En bovendien: waren artsen überhaupt eigenlijk wel nodig? De satirische boodschap van de Keisnijding luidt namelijk óók, menen sommige (kunst)historici, dat zwakte van geest helemaal niet te genezen vált. Wat op zijn beurt weer te maken heeft met de heersende moraal van de laatmiddeleeuwse burgerij die – veel meer dan in de echte middeleeuwen – een vijandige houding had tegenover alles wat afwijkend en marginaal was. Dwazen, paupers, landlopers, maar ook lammen, kreupelen en blinden, golden vóór alles als een sociale bedreiging, en als belichaming van het kwade en het duivelse.

Wat dit betreft was Jheronimus Bosch, in elk geval volgens één serieuze interpretatie, geen bohémien of vrijgevochten kunstenaar. Maar droeg hij vol overtuiging het strenge religieuze gedachtengoed uit van de gevestigde orde van zijn dagen. Vandaar ook dat de helse taferelen waarmee hij vooral bekend is geworden, bevolkt worden door zondaars aan wie je kunt zíen dat ze niet deugen. Zoals armen en zwervers. Maar ook: mensen die, volgens het respectvolle vocabulaire van nu, te maken hebben met een fysieke beperking.

Respect voor mensen die het slecht getroffen hadden, zowel fysiek als geestelijk, was in die slechte oude tijd van Bosch nog geen onderdeel van de beschaving. Ook ‘compassie’ viel nog ver te zoeken.
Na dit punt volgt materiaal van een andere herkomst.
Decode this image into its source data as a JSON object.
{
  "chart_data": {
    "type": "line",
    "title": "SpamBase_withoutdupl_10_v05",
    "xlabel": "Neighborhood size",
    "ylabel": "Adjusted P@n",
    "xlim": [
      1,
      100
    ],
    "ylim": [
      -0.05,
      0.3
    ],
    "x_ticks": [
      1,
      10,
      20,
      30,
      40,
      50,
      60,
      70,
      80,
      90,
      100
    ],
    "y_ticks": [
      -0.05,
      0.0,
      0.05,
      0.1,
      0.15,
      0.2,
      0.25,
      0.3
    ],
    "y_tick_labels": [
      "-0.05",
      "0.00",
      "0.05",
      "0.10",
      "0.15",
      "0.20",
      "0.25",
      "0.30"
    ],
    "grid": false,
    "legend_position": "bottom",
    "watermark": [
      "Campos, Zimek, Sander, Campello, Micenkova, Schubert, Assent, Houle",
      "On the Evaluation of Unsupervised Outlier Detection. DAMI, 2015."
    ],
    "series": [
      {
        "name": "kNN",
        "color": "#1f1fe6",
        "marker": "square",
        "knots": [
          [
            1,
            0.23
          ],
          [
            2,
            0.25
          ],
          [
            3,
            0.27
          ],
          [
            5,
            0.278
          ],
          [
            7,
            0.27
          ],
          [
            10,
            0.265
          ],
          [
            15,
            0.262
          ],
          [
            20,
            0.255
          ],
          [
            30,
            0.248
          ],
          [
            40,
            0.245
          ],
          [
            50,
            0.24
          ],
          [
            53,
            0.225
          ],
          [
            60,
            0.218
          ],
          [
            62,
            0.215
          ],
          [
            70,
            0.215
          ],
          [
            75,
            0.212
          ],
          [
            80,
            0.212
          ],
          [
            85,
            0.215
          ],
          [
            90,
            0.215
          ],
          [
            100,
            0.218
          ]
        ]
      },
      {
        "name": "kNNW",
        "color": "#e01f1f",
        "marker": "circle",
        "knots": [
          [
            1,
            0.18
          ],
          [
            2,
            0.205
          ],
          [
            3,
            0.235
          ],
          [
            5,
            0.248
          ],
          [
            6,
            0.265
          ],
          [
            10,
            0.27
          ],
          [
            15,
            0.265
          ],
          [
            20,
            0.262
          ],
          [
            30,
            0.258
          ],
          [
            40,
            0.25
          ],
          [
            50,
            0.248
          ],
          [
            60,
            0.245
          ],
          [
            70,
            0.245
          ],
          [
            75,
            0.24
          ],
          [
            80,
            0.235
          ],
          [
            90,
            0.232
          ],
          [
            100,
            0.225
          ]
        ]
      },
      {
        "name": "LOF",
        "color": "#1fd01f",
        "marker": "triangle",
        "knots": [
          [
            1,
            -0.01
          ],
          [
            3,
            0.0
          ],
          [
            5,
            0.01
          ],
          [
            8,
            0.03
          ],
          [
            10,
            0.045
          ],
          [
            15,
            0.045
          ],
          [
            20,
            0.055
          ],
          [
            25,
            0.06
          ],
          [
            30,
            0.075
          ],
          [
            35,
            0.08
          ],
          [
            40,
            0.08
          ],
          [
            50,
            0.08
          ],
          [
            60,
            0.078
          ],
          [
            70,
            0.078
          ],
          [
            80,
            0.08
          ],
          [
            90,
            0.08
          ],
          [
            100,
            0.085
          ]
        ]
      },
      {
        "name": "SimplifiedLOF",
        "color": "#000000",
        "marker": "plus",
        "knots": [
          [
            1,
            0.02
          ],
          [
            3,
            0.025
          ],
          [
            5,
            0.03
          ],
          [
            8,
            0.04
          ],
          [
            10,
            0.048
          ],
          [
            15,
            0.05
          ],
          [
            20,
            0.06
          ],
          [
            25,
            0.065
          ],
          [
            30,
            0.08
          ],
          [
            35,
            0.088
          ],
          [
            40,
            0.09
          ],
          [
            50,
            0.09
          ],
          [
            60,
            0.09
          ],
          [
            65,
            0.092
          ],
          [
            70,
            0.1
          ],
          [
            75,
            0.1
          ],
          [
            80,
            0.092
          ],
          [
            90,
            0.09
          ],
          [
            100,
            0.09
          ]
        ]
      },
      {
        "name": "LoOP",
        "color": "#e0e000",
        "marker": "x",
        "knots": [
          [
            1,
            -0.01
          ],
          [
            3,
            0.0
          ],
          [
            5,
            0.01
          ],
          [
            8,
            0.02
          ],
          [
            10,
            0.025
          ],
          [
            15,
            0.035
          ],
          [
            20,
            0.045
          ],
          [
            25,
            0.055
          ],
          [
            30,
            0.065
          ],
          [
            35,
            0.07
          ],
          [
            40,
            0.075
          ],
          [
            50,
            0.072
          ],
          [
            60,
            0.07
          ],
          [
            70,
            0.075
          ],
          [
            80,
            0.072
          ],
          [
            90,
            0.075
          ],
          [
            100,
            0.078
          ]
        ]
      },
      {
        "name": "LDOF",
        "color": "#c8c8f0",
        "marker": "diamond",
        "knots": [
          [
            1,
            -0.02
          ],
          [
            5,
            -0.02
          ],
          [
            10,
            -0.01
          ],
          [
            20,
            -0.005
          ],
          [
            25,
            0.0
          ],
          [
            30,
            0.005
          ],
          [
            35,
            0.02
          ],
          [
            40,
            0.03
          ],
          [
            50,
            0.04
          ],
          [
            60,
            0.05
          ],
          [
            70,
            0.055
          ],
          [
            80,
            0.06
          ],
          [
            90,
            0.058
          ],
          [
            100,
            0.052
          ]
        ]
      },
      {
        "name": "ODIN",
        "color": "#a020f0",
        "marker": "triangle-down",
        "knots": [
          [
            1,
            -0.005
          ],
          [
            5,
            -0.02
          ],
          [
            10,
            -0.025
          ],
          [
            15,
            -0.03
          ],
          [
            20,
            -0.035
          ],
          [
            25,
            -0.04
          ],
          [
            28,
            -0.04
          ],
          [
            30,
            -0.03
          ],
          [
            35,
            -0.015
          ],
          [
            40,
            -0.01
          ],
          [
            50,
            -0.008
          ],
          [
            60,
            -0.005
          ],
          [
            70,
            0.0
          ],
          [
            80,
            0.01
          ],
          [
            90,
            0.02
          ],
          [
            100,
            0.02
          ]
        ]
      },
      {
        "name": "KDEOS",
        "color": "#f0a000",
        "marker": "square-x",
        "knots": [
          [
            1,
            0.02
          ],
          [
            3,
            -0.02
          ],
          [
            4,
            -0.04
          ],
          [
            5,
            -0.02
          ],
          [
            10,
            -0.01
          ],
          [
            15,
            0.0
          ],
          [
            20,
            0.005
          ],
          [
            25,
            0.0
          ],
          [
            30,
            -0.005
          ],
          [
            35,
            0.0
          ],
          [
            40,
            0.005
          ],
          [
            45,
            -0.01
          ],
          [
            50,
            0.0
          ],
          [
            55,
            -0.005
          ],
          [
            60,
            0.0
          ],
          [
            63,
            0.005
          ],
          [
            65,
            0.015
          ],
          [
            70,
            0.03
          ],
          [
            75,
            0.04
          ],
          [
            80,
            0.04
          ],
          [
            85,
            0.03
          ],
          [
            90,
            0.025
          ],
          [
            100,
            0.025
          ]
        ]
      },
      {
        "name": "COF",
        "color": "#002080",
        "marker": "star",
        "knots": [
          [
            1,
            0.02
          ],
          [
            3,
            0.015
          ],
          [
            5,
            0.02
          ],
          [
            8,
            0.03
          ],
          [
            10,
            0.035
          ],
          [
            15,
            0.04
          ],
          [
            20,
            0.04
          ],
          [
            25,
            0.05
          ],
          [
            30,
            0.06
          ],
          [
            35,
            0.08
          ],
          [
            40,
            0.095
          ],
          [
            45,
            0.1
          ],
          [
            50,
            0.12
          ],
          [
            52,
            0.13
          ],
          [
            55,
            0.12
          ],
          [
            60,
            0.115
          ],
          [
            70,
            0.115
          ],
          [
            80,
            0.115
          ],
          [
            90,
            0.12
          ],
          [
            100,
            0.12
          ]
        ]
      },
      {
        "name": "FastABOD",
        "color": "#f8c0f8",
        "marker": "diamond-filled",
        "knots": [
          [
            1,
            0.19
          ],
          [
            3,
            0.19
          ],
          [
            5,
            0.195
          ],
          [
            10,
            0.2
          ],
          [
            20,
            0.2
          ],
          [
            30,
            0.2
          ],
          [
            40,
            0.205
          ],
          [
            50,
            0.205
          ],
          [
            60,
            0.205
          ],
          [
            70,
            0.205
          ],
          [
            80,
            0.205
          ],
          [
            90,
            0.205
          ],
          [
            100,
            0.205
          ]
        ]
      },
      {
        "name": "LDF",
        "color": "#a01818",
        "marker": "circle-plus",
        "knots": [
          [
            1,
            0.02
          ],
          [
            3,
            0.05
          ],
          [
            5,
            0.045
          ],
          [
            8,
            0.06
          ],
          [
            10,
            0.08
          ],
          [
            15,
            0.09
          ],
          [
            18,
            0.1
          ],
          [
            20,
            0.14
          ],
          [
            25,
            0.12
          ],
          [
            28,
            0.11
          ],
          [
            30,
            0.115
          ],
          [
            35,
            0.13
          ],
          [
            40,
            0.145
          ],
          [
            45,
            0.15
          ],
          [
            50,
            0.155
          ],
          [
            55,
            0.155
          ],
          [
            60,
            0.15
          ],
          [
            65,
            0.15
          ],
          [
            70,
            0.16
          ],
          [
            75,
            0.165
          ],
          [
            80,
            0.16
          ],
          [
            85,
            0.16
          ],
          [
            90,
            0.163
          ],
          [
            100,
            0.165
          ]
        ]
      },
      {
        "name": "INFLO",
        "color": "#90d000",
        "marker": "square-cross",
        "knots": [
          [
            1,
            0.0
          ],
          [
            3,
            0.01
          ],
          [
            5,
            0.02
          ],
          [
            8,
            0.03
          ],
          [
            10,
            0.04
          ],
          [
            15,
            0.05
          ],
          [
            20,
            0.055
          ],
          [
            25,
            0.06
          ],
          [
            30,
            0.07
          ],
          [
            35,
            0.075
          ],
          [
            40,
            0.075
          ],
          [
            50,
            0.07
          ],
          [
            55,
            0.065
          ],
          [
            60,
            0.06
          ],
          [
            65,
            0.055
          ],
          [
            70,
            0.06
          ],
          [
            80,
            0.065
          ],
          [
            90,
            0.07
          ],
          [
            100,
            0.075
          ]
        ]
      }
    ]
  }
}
Wie lichamelijk of geestelijk iets mankeerde, had dit aan zichzelf te wijten, en betaalde de prijs voor goddeloze losbandigheid. Moest boeten voor in de eerste plaats seksuele overtredingen, volgens een moraal die wij nu niet meer in die vorm herkennen. Maar ook, als we dan tóch willen zoeken naar ook voor onze tijd relevante levenslessen, voor gulzigheid en inhaligheid. Want die herkennen wij anno 2016 natuurlijk wél, ook in de schilderijen van Jheronimus Bosch: mensen met toch echt een foute BMI, zoals in Gulzigheid en lust; en het centrale personage in De Dood en de vrek.

Allemaal nu te zien in Den Bosch. Behalve dan die Keisnijding uit het Prado: wel in de catalogus, maar niet in de expositie, om redenen die niet zijn toegelicht. Maar dat is verder een detail dat niemand mag weerhouden van een tocht naar Het Noordbrabants Museum.